Personally, I just find the way Pinterest organizes its contents leads to low
information density, maybe because there isn't any place left for text and the
images are so slim make memes look bad?

However, I don't the lack of male participation is an emergent issue for
Pinterest right now. Bigger issue may be, since the whole site already looks
like a giant billboard, how to squeeze real money out of it.

------
pionar
I have a pinterest account, and my wife and I used it when looking at houses
last year. She'd find a house online, pin it to a board, and if she really
liked it, would send me the pin.

I think of it as a bookmarking service meant for collections of similar
things.

------
nmandel
The problem should be to attract more users in general, be they men, women, or
otherwise.

------
rabbyte
I'm a man using Pinterest to study design, fashion, art, astronomy, and other
visually oriented subjects. I follow boards for UX/UI design elements and
animations which would be relevant to the HN audience but, honestly, I'm not
super eager to have more "men" on the site. In this case, imho, the problem
isn't Pinterest the problem is men and I'm fine with that problem; it keeps a
lot of subtle porn and memes away from the site.

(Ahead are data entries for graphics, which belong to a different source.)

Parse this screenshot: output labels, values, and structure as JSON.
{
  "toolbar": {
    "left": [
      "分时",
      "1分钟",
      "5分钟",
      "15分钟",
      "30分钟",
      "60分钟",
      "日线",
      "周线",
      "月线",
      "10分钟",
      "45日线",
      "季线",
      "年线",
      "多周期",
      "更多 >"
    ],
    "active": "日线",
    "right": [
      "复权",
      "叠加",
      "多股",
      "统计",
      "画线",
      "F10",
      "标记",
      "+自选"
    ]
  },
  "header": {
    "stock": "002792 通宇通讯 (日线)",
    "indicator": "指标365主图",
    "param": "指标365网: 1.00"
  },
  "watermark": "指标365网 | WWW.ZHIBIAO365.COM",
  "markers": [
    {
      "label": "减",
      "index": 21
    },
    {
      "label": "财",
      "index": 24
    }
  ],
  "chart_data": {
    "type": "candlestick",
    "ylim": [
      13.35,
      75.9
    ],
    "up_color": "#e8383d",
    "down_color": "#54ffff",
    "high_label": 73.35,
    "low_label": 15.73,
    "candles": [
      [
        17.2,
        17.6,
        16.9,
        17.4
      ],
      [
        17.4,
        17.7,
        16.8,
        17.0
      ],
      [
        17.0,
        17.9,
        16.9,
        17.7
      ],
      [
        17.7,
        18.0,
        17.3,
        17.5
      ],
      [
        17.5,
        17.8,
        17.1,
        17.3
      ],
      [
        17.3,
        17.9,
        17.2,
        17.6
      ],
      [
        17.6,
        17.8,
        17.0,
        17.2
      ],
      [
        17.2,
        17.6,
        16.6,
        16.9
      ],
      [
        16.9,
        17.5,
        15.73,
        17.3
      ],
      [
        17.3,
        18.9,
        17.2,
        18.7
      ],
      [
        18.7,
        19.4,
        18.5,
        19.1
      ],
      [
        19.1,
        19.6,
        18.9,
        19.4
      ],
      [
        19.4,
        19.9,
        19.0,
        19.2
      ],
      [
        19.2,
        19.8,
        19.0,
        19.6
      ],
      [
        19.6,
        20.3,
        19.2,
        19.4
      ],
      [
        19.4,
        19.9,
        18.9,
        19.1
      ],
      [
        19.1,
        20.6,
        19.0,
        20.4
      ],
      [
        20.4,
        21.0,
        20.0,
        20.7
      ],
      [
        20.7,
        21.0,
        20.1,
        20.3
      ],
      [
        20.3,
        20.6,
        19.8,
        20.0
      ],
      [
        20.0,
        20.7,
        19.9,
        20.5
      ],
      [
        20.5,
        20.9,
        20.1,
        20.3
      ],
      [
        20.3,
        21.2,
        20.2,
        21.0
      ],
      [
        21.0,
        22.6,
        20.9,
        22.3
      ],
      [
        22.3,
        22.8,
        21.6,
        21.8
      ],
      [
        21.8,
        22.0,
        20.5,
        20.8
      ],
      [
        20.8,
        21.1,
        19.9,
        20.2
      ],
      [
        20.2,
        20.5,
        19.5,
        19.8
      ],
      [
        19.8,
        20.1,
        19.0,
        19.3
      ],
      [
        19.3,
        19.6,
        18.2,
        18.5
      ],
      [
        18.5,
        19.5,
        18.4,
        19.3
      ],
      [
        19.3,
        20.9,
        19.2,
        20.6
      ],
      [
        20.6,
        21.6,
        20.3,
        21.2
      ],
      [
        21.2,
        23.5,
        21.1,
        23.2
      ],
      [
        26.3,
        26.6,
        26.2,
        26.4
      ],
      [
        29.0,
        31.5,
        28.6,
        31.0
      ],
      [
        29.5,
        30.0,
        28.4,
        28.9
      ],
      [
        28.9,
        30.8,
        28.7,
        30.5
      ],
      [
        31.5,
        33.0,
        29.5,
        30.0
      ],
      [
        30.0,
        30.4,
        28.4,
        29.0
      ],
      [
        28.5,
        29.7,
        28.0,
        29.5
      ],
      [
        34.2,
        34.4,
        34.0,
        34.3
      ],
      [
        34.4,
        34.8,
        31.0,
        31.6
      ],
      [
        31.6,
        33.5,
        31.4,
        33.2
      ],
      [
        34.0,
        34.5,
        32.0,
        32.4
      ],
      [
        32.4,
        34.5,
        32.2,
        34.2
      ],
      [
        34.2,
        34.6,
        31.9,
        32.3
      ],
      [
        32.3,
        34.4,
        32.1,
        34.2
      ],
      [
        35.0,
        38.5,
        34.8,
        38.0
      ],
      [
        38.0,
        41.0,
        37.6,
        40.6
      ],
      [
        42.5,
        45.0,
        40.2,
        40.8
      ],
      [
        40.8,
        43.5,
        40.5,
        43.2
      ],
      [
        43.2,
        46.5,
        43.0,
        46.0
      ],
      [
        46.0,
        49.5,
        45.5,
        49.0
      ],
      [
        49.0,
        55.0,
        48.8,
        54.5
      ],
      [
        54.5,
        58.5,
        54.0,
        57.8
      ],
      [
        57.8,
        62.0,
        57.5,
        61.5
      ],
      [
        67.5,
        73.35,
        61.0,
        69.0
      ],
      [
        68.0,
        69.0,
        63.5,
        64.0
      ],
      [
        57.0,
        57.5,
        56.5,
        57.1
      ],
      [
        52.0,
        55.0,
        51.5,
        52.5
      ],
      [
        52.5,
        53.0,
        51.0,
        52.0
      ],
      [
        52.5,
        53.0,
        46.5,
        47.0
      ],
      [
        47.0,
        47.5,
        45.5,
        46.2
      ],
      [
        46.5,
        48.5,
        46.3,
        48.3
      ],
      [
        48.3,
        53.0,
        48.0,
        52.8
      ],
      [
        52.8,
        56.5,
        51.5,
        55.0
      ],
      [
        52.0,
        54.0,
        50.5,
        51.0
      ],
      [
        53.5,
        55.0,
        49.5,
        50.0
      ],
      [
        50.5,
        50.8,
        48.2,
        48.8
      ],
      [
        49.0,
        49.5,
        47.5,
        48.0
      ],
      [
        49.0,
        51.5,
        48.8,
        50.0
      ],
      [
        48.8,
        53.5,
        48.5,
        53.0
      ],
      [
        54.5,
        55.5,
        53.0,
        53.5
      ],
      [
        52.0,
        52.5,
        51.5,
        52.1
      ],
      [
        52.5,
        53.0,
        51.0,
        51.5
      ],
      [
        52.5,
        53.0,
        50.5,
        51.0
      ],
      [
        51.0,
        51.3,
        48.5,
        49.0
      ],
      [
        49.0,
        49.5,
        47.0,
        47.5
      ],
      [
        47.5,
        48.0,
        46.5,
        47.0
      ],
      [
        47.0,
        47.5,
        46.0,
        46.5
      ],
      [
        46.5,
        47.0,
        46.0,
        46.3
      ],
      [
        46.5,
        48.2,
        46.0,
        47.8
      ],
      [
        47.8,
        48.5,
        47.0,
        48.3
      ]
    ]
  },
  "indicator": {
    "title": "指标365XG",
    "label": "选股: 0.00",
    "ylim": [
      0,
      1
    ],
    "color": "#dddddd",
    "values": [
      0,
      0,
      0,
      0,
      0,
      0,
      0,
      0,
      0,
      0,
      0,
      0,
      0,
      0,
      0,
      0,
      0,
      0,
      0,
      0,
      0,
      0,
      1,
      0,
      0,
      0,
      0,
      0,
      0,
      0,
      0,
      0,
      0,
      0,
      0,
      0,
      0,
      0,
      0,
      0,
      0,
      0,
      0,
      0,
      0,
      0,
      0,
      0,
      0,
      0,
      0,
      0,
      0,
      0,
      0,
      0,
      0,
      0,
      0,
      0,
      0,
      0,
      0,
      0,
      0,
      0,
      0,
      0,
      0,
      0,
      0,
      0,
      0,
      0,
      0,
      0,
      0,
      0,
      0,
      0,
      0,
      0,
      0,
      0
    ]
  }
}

Pinterest should be focusing
on the men they do have and growing that audience instead.

------
aroch
I'm male and have a Pinterest acccount -- it is used solely when I plan on
spending time baking with my girlfriend or my mother.

------
werid
A visual bookmark is only an advantage when the sight of something is better
for your memory than a title and/or tags.

------
V-2
As a non-native English speaker, and a programmer, I thought this was a piece
about version control at first